24 Feb 2016

Raspberry Pi: Change Java JVM – OpenJDK / Oracle

Source code

When I first began using the Raspberry Pi to run Java applications, Oracle had yet to release a Java virtual machine that utilised ARM hard floats (hardware accelerated floating-point math processing). This meant that the Oracle JVM had to do all of this arithmetic in software causing excessive CPU load and poor performance. It was for this reason I decided to use the OpenJDK virtual machine which did use hard float and was much more efficient. Since then I’ve had no real reason to try anything else.

Well, a few years have gone by, the Oracle JVM now supports hard float, and OpenJDK JVM is giving me more issues with complex applications (virtual machine crashes). I’ve decided to change my JVM back to Oracle, and make a quick guide in process 🙂

Check your current Java version

To see what version of Java you are currently running, use the following command:

java -version

The following response shows that I’m currently running OpenJDK virtual machine:

java version "1.7.0_65"
OpenJDK Runtime Environment (IcedTea 2.5.3) (7u71-2.5.3-2~deb7u1+rpi1)
OpenJDK Zero VM (build 24.65-b04, mixed mode)

Installing Oracle Java

To install the Oracle JVM, use the following commands. First we’re updating apt-get so it’s aware of the latest software versions, then we install Java:

sudo apt-get update
sudo apt-get install oracle-java7-jdk

Installing OpenJDK Java

To instead install the OpenJDK JVM, use these commands:

sudo apt-get update
sudo apt-get install openjdk-7-jdk

Selecting which Java version to use

There’s no need to uninstall anything, instead we can just select the default version of Java to use with this command:

sudo update-alternatives --config java

This will list the available versions with an asterisk next to the default. Enter the number for the desired default Java (in my case ‘2’).

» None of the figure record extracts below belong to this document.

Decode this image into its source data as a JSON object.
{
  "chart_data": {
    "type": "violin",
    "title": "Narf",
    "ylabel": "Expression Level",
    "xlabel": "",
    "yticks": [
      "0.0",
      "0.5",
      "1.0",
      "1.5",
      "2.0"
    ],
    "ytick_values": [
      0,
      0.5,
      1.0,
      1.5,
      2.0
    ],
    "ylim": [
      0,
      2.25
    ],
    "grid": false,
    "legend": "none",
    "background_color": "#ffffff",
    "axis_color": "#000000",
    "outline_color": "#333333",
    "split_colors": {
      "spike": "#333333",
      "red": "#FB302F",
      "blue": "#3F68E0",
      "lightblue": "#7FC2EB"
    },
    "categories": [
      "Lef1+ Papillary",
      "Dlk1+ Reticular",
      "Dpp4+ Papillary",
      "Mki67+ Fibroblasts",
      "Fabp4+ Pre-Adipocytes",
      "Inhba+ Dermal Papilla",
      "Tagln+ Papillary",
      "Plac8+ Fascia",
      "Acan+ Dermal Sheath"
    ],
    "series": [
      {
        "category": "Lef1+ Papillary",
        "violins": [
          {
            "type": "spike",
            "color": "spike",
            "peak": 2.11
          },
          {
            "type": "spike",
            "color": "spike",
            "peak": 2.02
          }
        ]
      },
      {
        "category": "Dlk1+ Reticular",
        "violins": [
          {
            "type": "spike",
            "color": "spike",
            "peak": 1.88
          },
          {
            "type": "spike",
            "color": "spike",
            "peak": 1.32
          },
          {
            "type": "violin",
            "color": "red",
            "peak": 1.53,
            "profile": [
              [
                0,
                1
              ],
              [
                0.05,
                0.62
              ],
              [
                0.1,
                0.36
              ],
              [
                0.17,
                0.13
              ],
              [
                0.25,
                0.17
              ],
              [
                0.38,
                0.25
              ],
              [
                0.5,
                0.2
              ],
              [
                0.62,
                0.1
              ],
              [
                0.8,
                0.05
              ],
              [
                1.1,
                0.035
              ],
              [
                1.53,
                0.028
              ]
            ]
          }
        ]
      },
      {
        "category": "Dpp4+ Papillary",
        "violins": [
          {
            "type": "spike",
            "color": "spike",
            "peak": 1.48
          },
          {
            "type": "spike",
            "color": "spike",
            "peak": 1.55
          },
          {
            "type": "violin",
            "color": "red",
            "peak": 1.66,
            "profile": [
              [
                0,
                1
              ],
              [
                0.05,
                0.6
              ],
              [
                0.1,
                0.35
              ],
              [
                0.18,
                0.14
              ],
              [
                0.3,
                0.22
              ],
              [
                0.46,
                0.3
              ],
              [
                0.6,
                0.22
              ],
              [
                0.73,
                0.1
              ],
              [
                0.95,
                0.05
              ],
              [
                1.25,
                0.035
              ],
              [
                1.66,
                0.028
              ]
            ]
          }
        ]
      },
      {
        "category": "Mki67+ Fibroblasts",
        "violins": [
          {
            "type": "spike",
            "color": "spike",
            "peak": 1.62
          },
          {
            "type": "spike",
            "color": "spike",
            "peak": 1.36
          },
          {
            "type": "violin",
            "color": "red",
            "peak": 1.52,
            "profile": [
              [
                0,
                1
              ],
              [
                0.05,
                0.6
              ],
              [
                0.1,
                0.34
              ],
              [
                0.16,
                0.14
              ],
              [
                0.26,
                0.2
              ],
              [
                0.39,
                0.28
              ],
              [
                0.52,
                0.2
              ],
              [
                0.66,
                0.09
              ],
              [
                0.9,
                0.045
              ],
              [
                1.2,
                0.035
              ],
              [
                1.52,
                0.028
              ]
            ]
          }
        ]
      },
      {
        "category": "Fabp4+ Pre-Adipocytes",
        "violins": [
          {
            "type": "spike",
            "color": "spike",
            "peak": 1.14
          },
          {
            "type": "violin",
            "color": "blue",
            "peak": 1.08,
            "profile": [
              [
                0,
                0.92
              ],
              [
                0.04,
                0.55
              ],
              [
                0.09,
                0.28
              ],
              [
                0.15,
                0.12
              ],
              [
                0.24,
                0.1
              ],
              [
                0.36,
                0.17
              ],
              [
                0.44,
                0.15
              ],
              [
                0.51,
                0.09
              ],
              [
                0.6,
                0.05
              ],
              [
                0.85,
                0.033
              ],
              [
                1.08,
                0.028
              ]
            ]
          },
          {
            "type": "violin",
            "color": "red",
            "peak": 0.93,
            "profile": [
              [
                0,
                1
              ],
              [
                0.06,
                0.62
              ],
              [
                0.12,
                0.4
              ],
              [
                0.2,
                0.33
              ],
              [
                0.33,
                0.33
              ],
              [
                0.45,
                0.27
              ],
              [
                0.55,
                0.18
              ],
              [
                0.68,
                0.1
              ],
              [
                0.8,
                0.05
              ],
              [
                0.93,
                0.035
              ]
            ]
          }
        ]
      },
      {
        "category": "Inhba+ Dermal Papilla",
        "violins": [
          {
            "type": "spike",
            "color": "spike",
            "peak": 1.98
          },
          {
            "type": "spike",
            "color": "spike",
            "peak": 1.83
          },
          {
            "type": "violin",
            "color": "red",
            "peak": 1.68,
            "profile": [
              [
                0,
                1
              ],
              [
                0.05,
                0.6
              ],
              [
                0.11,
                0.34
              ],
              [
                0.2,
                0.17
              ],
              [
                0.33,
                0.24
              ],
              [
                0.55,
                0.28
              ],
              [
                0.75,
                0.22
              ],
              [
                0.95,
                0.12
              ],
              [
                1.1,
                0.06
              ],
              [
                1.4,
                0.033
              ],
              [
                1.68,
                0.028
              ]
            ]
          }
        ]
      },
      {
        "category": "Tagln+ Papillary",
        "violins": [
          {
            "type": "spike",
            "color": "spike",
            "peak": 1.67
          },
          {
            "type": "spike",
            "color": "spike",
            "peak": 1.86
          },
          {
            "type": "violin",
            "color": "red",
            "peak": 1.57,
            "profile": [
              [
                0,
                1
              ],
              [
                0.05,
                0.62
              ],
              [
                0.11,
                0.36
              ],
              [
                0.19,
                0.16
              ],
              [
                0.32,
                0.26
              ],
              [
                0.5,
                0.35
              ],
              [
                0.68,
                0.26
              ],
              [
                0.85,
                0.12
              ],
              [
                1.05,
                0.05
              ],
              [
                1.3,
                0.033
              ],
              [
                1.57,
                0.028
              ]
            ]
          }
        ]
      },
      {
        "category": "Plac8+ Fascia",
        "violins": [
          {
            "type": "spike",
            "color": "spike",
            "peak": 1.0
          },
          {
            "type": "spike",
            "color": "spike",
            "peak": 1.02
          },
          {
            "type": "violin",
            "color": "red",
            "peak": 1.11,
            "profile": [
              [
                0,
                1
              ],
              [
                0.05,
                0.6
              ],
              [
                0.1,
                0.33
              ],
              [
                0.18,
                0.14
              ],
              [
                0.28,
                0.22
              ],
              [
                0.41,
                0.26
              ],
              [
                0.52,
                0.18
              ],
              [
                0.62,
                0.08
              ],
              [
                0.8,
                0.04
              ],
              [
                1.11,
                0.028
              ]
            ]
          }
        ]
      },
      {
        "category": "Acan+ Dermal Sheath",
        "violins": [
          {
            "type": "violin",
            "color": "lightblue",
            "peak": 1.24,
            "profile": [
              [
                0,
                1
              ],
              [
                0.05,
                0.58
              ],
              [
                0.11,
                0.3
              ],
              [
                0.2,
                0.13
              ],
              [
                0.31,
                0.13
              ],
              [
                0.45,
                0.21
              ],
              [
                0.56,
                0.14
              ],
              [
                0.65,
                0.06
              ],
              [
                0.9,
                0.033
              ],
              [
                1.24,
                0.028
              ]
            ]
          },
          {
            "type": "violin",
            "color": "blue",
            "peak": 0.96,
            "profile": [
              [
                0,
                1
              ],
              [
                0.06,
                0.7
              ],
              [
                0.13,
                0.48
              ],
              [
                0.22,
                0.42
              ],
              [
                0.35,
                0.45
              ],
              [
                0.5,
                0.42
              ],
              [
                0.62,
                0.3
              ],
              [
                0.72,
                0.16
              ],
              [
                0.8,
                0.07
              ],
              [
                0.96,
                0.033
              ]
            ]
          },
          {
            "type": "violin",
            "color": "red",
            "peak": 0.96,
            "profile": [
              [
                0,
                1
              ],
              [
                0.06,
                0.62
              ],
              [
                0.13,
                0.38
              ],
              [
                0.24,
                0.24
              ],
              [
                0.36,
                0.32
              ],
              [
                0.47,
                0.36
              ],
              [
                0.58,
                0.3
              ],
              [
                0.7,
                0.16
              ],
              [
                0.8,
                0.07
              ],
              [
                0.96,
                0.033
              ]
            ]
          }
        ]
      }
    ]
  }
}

There are 2 choices for the alternative java (providing /usr/bin/java).

  Selection    Path                                            Priority   Status
------------------------------------------------------------
* 0            /usr/lib/jvm/java-7-openjdk-armhf/jre/bin/java   1043      auto mode
  1            /usr/lib/jvm/java-7-openjdk-armhf/jre/bin/java   1043      manual mode
  2            /usr/lib/jvm/jdk-7-oracle-armhf/jre/bin/java     317       manual mode

Press enter to keep the current choice[*], or type selection number: 2

Now we can confirm this change by running this command again:

java -version

You can see I now have Oracle Java displayed:

java version "1.7.0_40"
Java(TM) SE Runtime Environment (build 1.7.0_40-b43)
Java HotSpot(TM) Client VM (build 24.0-b56, mixed mode)

That’s all that was required for me to switch out my Java virtual machine!

Performance comparison

This is just a quick comparison with one of my Java applications:

Java versionCPUMemory
OpenJDK34.7 %10.9 %
Oracle15.7 %10.7 %

You can see switching to Oracle Java gave me a huge increase in performance! Hopefully I also get less JVM crashes now too.

About the Author:

Hardware and software engineer with experience in product development and building automation. Director at Cabot Technologies and Product Manager at NEX Data Management Systems.

2 comments

  1. Earl

    Hi

    While its good to compare 2 JVM side by side, it would be nice to note the boundaries of your test scenario.

    • That’s a good point. In general terms, it’s a multi-threaded data acquisition application with no GUI. So lots of serial and IP communications, lots of database access, and no graphics (headless service).